I recently read the book Pleasures of Small Motions: Mastering the Mental Game of Pocket Billiards by Bob Fancher. In the very first few chapters he talks about our motivation behind playing pool – Some people play because they like to win, others because they like to hang out with their friends and have a little fun. However one particular group of people, doesn’t care about winning and losing, or about socializing. They play because they LOVE the game.
These are the people who don’t even need another person to play with and are happy shooting by themselves. They enjoy drills and practice because they appreciate the beauty in each shot and the practice is a pleasure in itself. During games, they admire a good shot played by an opponent and cheer them on instead of hoping that the other person misses. All they care about is learning and improving and enjoying the game.
The moment of victory is much too short to live for that and nothing else.
It is impossible to motivate yourself to practice drills by yourself if you don’t love billiards and all you care about is winning. Practice becomes a painful chore that you have to finish before you can reach your wins. How can you learn and enjoy the game itself if you have to wait till the end of the game to decide whether or not you are allowed to be happy?
However when the beauty of the game itself motivates you, you can enjoy even watching a good shot. You realize that a single game means nothing in the grand scheme of things, and your motivation becomes to enjoy each moment and each shot. You can enjoy shooting well, and be happy whether you win or lose.
Recently I had started caring too much about winning and was extra hard on myself whenever I lost. After a recent losing streak, I started getting sick of pool and stopped wanting to even play. Reading this book made me remember why I started playing pool in the first place. How I used to spend hours at the table by myself just shooting. How much I loved playing “that perfect shot” and watching the ball slowly roll into the pocket.
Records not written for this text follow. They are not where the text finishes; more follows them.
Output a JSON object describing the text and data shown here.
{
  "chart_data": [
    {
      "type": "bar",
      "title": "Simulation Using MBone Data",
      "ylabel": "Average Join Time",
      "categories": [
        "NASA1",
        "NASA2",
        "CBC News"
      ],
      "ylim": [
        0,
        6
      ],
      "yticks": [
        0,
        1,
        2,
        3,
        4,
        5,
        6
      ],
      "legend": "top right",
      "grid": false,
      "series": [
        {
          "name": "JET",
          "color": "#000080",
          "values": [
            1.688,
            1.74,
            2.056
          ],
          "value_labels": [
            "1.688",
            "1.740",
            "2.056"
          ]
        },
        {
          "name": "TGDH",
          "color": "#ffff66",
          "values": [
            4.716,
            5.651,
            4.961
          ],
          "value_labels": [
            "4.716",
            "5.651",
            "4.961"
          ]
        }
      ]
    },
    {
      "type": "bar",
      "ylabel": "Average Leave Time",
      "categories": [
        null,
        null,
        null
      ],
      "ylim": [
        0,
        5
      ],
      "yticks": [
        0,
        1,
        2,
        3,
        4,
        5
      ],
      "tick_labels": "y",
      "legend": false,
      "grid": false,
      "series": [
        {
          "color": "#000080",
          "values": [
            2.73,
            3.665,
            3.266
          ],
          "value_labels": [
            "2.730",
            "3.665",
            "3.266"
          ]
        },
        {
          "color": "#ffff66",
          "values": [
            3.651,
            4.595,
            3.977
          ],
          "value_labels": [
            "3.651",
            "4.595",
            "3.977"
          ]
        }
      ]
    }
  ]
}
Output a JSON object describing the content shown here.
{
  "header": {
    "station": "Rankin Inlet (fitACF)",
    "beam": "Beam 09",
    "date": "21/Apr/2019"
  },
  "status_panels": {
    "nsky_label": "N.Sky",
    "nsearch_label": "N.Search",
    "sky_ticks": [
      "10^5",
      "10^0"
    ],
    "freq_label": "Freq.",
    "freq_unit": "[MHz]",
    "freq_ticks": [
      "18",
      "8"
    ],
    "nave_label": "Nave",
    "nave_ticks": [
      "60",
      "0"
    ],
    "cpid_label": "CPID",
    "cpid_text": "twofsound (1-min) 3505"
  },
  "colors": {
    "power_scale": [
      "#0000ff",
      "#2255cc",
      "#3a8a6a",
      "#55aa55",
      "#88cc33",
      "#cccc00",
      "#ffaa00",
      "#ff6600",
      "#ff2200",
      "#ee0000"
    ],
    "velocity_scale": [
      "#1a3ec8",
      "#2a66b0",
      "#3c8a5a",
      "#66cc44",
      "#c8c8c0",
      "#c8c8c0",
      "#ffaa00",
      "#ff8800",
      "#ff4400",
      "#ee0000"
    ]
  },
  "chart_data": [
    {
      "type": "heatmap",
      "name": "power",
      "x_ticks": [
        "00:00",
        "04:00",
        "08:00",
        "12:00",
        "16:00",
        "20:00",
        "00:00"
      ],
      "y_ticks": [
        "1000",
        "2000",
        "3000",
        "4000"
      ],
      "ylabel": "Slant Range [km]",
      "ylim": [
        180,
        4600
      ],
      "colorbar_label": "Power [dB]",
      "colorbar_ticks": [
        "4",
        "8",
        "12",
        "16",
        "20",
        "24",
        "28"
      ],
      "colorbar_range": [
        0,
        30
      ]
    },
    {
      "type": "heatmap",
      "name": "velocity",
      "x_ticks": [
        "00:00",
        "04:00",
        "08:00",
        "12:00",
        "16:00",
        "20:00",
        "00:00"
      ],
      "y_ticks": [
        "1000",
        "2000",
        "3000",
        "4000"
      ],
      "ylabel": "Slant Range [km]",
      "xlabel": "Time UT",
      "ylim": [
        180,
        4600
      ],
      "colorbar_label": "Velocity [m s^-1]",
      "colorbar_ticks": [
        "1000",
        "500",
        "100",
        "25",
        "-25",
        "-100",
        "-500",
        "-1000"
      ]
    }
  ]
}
I’ve realized it doesn’t matter whether I win or lose. Anytime an opponent makes an unbelievable shot, I usually ask them to teach me the shot after the game. Each time I see or learn something new, I have to go try it myself. Suddenly each game is no longer a win/lose situation but an opportunity to learn, improve and enjoy the game of billiards again.
Since then, I’ve started enjoying pool again. I’ve also got a whole lot better.